Liga Árabe apela para "ação conjunta" face a ataques de Teerão no Golfo e à guerra
A Liga Árabe apelou hoje para uma "ação árabe conjunta" dos seus 22 Estados-membros face aos "atrozes" ataques do Irão contra infraestruturas dos países do Golfo e à guerra conduzida pelos EUA e Israel contra a nação persa.
"Estamos a viver um momento excecional na história da região e na história da ação árabe conjunta, um momento que exige uma voz unificada e coletiva, e mensagens claras que não admitam interpretações erradas nem ambiguidades", declarou o ministro dos Negócios Estrangeiros do Bahrein, Abdelatif bin Rashid, vincando a divisão política historicamente existente entre os diferentes Estados Membros.

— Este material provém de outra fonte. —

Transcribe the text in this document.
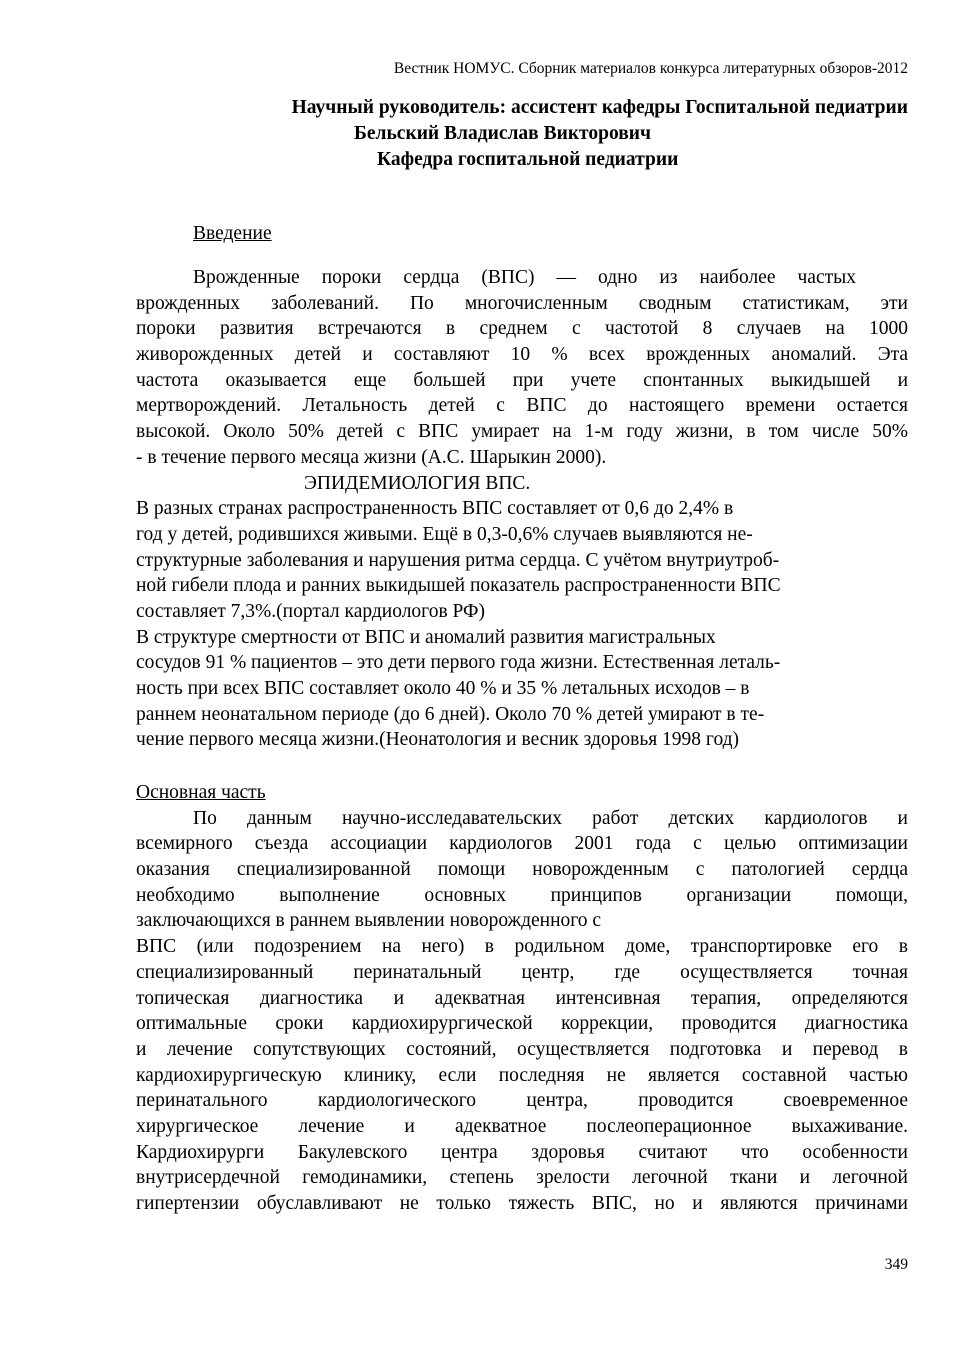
Вестник НОМУС. Сборник материалов конкурса литературных обзоров-2012
Научный руководитель: ассистент кафедры Госпитальной педиатрии
Бельский Владислав Викторович
Кафедра госпитальной педиатрии
Введение
Врожденные пороки сердца (ВПС) — одно из наиболее частых
врожденных заболеваний. По многочисленным сводным статистикам, эти
пороки развития встречаются в среднем с частотой 8 случаев на 1000
живорожденных детей и составляют 10 % всех врожденных аномалий. Эта
частота оказывается еще большей при учете спонтанных выкидышей и
мертворождений. Летальность детей с ВПС до настоящего времени остается
высокой. Около 50% детей с ВПС умирает на 1-м году жизни, в том числе 50%
- в течение первого месяца жизни (А.С. Шарыкин 2000).
ЭПИДЕМИОЛОГИЯ ВПС.
В разных странах распространенность ВПС составляет от 0,6 до 2,4% в
год у детей, родившихся живыми. Ещё в 0,3-0,6% случаев выявляются не-
структурные заболевания и нарушения ритма сердца. С учётом внутриутроб-
ной гибели плода и ранних выкидышей показатель распространенности ВПС
составляет 7,3%.(портал кардиологов РФ)
В структуре смертности от ВПС и аномалий развития магистральных
сосудов 91 % пациентов – это дети первого года жизни. Естественная леталь-
ность при всех ВПС составляет около 40 % и 35 % летальных исходов – в
раннем неонатальном периоде (до 6 дней). Около 70 % детей умирают в те-
чение первого месяца жизни.(Неонатология и весник здоровья 1998 год)
Основная часть
По данным научно-исследавательских работ детских кардиологов и
всемирного съезда ассоциации кардиологов 2001 года с целью оптимизации
оказания специализированной помощи новорожденным с патологией сердца
необходимо выполнение основных принципов организации помощи,
заключающихся в раннем выявлении новорожденного с
ВПС (или подозрением на него) в родильном доме, транспортировке его в
специализированный перинатальный центр, где осуществляется точная
топическая диагностика и адекватная интенсивная терапия, определяются
оптимальные сроки кардиохирургической коррекции, проводится диагностика
и лечение сопутствующих состояний, осуществляется подготовка и перевод в
кардиохирургическую клинику, если последняя не является составной частью
перинатального кардиологического центра, проводится своевременное
хирургическое лечение и адекватное послеоперационное выхаживание.
Кардиохирурги Бакулевского центра здоровья считают что особенности
внутрисердечной гемодинамики, степень зрелости легочной ткани и легочной
гипертензии обуславливают не только тяжесть ВПС, но и являются причинами
349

O chefe da diplomacia do Bahrein, que preside à 165.ª sessão ordinária do Conselho da Liga Árabe a nível ministerial, fez estas declarações no início da cimeira, reiterando a necessidade de unidade face aos "ataques iranianos" contra a "soberania" dos países do Golfo Pérsico.

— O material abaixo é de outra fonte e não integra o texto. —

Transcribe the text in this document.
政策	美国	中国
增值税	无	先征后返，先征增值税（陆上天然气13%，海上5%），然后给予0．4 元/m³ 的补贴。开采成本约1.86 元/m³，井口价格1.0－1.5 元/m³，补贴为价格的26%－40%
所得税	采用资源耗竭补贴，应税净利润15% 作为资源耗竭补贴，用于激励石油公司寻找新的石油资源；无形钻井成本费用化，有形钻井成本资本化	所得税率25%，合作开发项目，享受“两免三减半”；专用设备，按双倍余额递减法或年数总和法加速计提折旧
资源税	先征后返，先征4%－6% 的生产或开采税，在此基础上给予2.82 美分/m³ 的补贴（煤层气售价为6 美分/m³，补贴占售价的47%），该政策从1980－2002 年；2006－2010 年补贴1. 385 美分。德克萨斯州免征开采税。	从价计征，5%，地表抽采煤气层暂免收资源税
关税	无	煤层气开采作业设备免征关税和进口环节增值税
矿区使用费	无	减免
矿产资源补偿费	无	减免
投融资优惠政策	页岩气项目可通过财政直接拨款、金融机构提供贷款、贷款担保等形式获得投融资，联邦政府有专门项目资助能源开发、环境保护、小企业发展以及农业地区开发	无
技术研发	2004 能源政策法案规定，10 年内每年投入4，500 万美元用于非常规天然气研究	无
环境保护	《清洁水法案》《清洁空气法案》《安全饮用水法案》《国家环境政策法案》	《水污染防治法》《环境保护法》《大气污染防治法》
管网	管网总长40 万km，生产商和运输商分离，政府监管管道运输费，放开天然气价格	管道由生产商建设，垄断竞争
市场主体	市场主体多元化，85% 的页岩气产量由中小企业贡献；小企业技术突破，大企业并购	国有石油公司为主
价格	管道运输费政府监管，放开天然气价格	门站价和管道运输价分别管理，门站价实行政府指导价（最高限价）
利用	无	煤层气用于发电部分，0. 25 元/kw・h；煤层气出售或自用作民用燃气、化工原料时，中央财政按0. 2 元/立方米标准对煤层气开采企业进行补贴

Bin Rashid criticou também o facto de que os pretextos do Irão para realizar estes ataques foram "deliberadamente fabricados para turvar a situação" e simular que "parecem uma forma de confrontação com Israel".
"Outros já seguiram este caminho, e vimos como acabaram por destruir os seus próprios países, sem oferecer qualquer apoio tangível ou genuíno à causa palestiniana", acrescentou bin Rashid, referindo-se ao grupo xiita libanês Hezbollah e aos rebeldes huthis do Iémen, cujos ataques contra Israel foram respondidos com severidade.
Por este motivo, Bin Rashid exigiu "o cessar imediato dos ataques iranianos", bem como o fim do bloqueio do estreito de Ormuz, que está a colocar em dificuldades as economias árabes do Golfo, fortemente dependentes dos rendimentos da exportação de petróleo e gás natural.
"Respeitamos o direito dos Estados atacados de se defenderem, individual ou coletivamente", afirmou, apesar de, após um mês de ataques iranianos, nenhum país do Golfo ter feito qualquer intervenção militar contra o Irão, numa tentativa de não agravar ainda mais as tensões no Médio Oriente.